30.01.2009

Platz 8




Matana Roberts - The Chicago Project

Charme. Charisma. Tiefe. Soul. Matana Roberts' drittes Soloalbum ist ihrer Heimatstadt gewidmet, der "root inspiration for this record".

Es ist eine einzige geerdete, melancholische Stimme, die sich aus vielen Stimmen zusammen setzt: Roberts am Altsaxofon, Jeff Parker an der Gitarre, Josh Abrams am Bass und Drummer Frank Rosaly. In den wunderbaren Saxofon-Improvisationen "Birdhouse 1", "Birdhouse 2" und "Birdhouse 3" kommt als Counterpart Fred Anderson am Tenor hinzu. Egal, wer gerade am Geschehen teilnimmt: es ist Roberts' integrierendes Talent, das die Stimmen bündelt. Ihr Ton ist warm und klar, ihre Kompositionen erinnern bisweilen gar an die spirituelle Königsklasse eines John Coltrane ("South By West"). Die variantenreichen Stücke sind dabei in ihrer Wirkung ein nahezu perfekter Brückenschlag aus Tradition und Moderne, aus den wärmenden Umarmungen der großen, alten Meister und der Distanz, des Designs der windigen Großstadt. Die Band wird dafür zum großen Farbkasten des Jazz geführt und erhält genau die Inspirationen, die sie für das Jetzt brauchen. Der Grundton schimmert allgegenwärtig durch die vielen Pinselstriche, es ist der Blues und der Soul. Ein abstrakter Free Jazz setzt sich auch immer wieder durch, gewinnt aber nie die Oberhand. Vor allem, wenn Parkers Gitarrenspiel einsetzt, balancieren die Stücke immer am Rand des Abdriftens in freie Gefilde, bevor sie vom eingewurzelten Ton der Bandleaderin wieder eingefangen werden.

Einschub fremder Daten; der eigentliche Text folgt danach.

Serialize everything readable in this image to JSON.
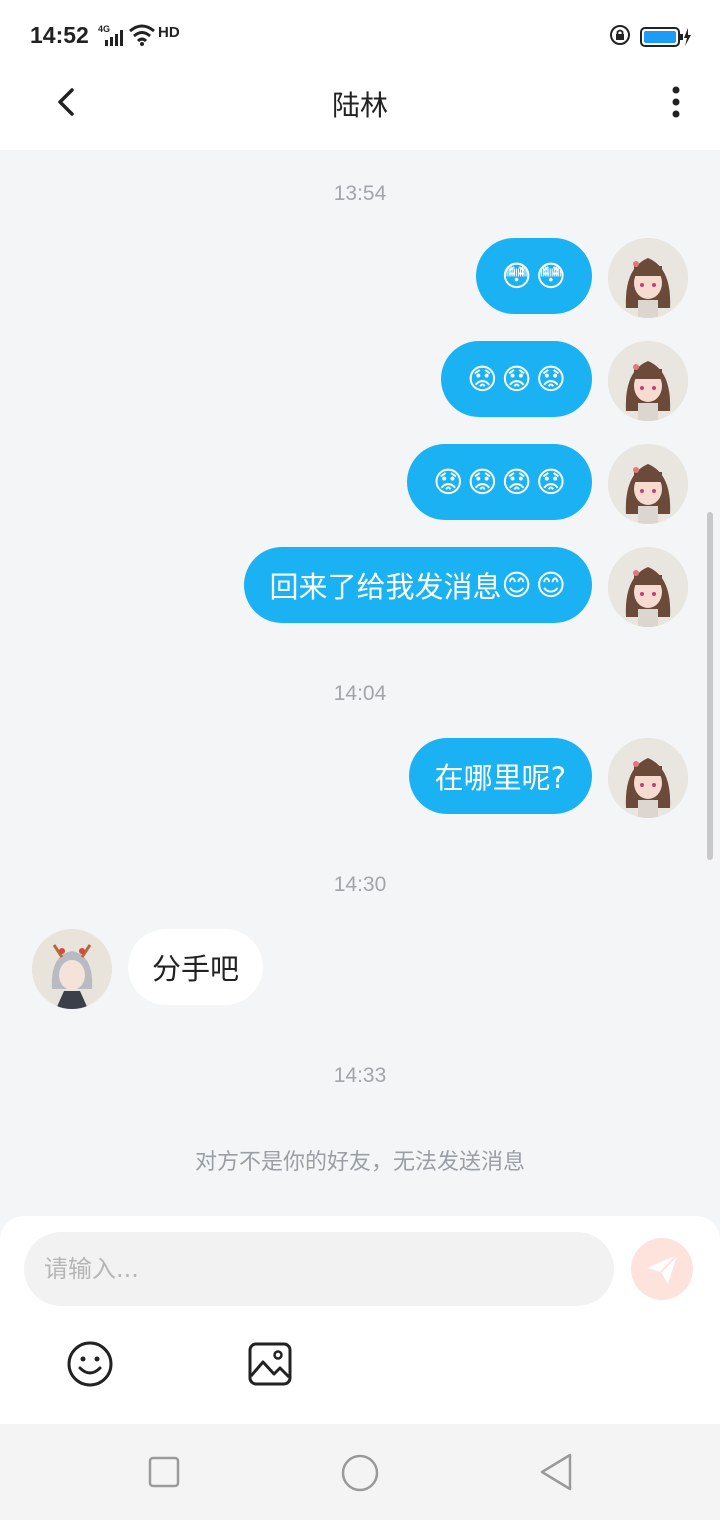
{
  "status_bar": {
    "time": "14:52",
    "network": "4G",
    "hd": "HD",
    "icons": [
      "signal-icon",
      "wifi-icon",
      "hd-icon",
      "orientation-lock-icon",
      "battery-charging-icon"
    ]
  },
  "header": {
    "title": "陆林",
    "back_icon": "chevron-left-icon",
    "more_icon": "more-vertical-icon"
  },
  "messages": [
    {
      "type": "timestamp",
      "text": "13:54"
    },
    {
      "type": "outgoing",
      "emoji": [
        "😳",
        "😳"
      ]
    },
    {
      "type": "outgoing",
      "emoji": [
        "😟",
        "😟",
        "😟"
      ]
    },
    {
      "type": "outgoing",
      "emoji": [
        "😟",
        "😟",
        "😟",
        "😟"
      ]
    },
    {
      "type": "outgoing",
      "text": "回来了给我发消息",
      "emoji": [
        "😊",
        "😊"
      ]
    },
    {
      "type": "timestamp",
      "text": "14:04"
    },
    {
      "type": "outgoing",
      "text": "在哪里呢?"
    },
    {
      "type": "timestamp",
      "text": "14:30"
    },
    {
      "type": "incoming",
      "text": "分手吧"
    },
    {
      "type": "timestamp",
      "text": "14:33"
    },
    {
      "type": "system",
      "text": "对方不是你的好友，无法发送消息"
    }
  ],
  "composer": {
    "placeholder": "请输入...",
    "send_icon": "send-icon",
    "tools": [
      "emoji-icon",
      "image-icon"
    ]
  },
  "nav_bar": {
    "icons": [
      "recent-apps-icon",
      "home-icon",
      "back-icon"
    ]
  },
  "colors": {
    "bubble_out": "#1bb2f4",
    "bubble_in": "#ffffff",
    "background": "#f3f5f6",
    "timestamp": "#a2a6ab",
    "send_button": "#fde3dc"
  }
}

Hervor zu heben ist auch unbedingt die sensationelle Produktion (aufgenommen von John McEntire in - na klar - Chicago, gemixt von Scotty Hard und Vijay Iyer in Roberts' Arbeitsstätte in New York) des Albums. Sie unterstützt die Musiker bei ihrer Stimmfindung, obgleich sie alles andere als 'perfekt' oder gar 'modern' ist. Insgesamt erscheint das Klangbild gar zart dumpf, ist aber in der Lage, jedes einzelne Instrument glasklar auf die Leinwand zu bringen.

"The Chicago Project" ist dank seines unaufgeregten und gleichzeitig mitreißenden Charmes eines der unwiderstehlichsten und verführerischsten Jazzalben des abgelaufenen Jahres.